Amplified electronic testers (informally called electrical tester pens, test pens, or voltage detectors) rely on capacitive current only, and essentially detect the changing electric field around AC energized objects. This means that no direct metallic contact with the circuit is required. The user must touch the top of the handle to provide a ground reference (through stray capacitance to ground), at which point the indicator LED will light up or a speaker will buzz, if the conductor being tested is live. Additional energy to light the lamp and power the amplifier is supplied by a small internal battery, and does not flow through the user's body.

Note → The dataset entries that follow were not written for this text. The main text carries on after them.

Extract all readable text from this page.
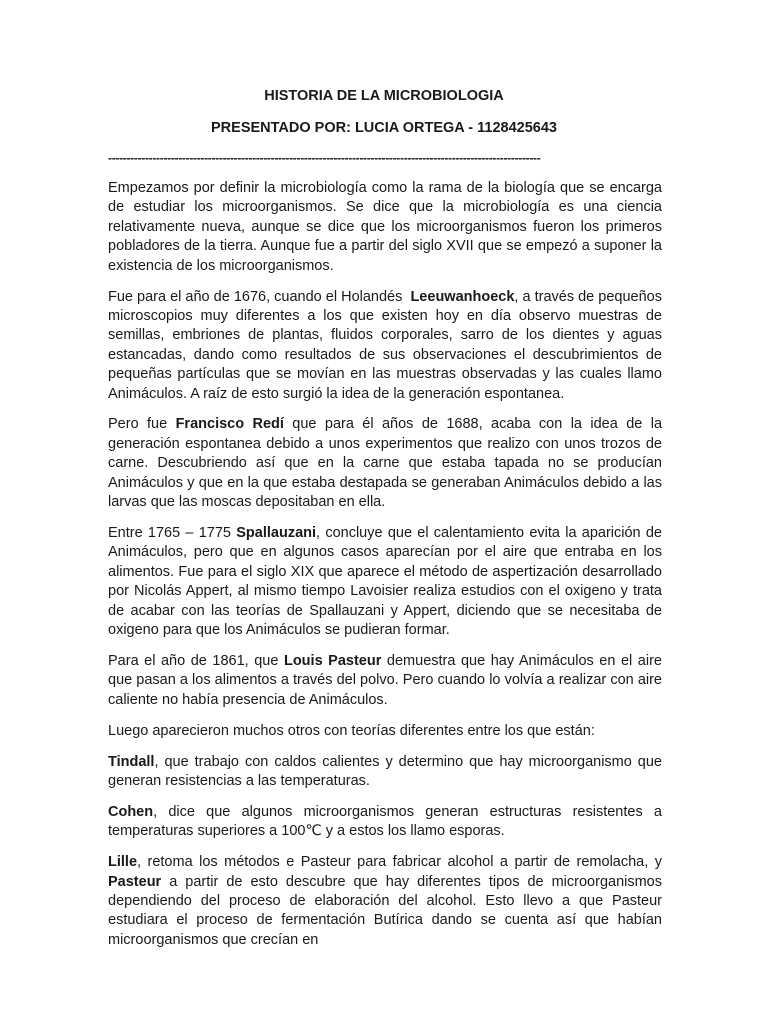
HISTORIA DE LA MICROBIOLOGIA
PRESENTADO POR: LUCIA ORTEGA - 1128425643
---------------------------------------------------------------------------------------------------------------------

Empezamos por definir la microbiología como la rama de la biología que se encarga de estudiar los microorganismos. Se dice que la microbiología es una ciencia relativamente nueva, aunque se dice que los microorganismos fueron los primeros pobladores de la tierra. Aunque fue a partir del siglo XVII que se empezó a suponer la existencia de los microorganismos.

Fue para el año de 1676, cuando el Holandés  Leeuwanhoeck, a través de pequeños microscopios muy diferentes a los que existen hoy en día observo muestras de semillas, embriones de plantas, fluidos corporales, sarro de los dientes y aguas estancadas, dando como resultados de sus observaciones el descubrimientos de pequeñas partículas que se movían en las muestras observadas y las cuales llamo Animáculos. A raíz de esto surgió la idea de la generación espontanea.

Pero fue Francisco Redí que para él años de 1688, acaba con la idea de la generación espontanea debido a unos experimentos que realizo con unos trozos de carne. Descubriendo así que en la carne que estaba tapada no se producían Animáculos y que en la que estaba destapada se generaban Animáculos debido a las larvas que las moscas depositaban en ella.

Entre 1765 – 1775 Spallauzani, concluye que el calentamiento evita la aparición de Animáculos, pero que en algunos casos aparecían por el aire que entraba en los alimentos. Fue para el siglo XIX que aparece el método de aspertización desarrollado por Nicolás Appert, al mismo tiempo Lavoisier realiza estudios con el oxigeno y trata de acabar con las teorías de Spallauzani y Appert, diciendo que se necesitaba de oxigeno para que los Animáculos se pudieran formar.

Para el año de 1861, que Louis Pasteur demuestra que hay Animáculos en el aire que pasan a los alimentos a través del polvo. Pero cuando lo volvía a realizar con aire caliente no había presencia de Animáculos.

Luego aparecieron muchos otros con teorías diferentes entre los que están:

Tindall, que trabajo con caldos calientes y determino que hay microorganismo que generan resistencias a las temperaturas.

Cohen, dice que algunos microorganismos generan estructuras resistentes a temperaturas superiores a 100℃ y a estos los llamo esporas.

Lille, retoma los métodos e Pasteur para fabricar alcohol a partir de remolacha, y Pasteur a partir de esto descubre que hay diferentes tipos de microorganismos dependiendo del proceso de elaboración del alcohol. Esto llevo a que Pasteur estudiara el proceso de fermentación Butírica dando se cuenta así que habían microorganismos que crecían en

Some amplified testers will give a stronger indication (brighter light or louder buzz) to gauge relative strength of the detected field, thus giving some clues about the location of an energized object. Other testers give only a simple on/off indication of a detected electrical field. Professional-grade testers will also have a feature to reassure the user that the battery and lamp are working.
Voltage detector pens are made for either line-voltage or lower-voltage (around 50 volt) ranges. A tester intended for mains-voltage detection may not provide any indication on lower-voltage control circuits such as those used for doorbells or HVAC control. AC detectors can be used even if no current is flowing through the wire in question.
A non-contact tester which senses electric fields cannot detect voltage inside shielded or armored cables (a fundamental limitation due to the Faraday Cage effect). Another limitation is that DC voltage cannot be detected by this method, since in this case the stray capacitance of a user's body does not pass sufficient current to activate the detector circuit.
These types of testers can be used on series-connected strings of mini Christmas lights to detect which bulb has failed and broken the circuit, causing the set (or a section of it) to not light. By pointing the end of the detector at the tip of each bulb, it can be determined whether it is still connected at least on one side. The first bulb which does not register is likely the one just past the problem bulb. (Burnt-out bulbs will still show as good, if there is a bypass shunt which completes the circuit.) Flipping the set's plug over and reinserting it in the outlet will cause the opposite end of the set or circuit to register instead.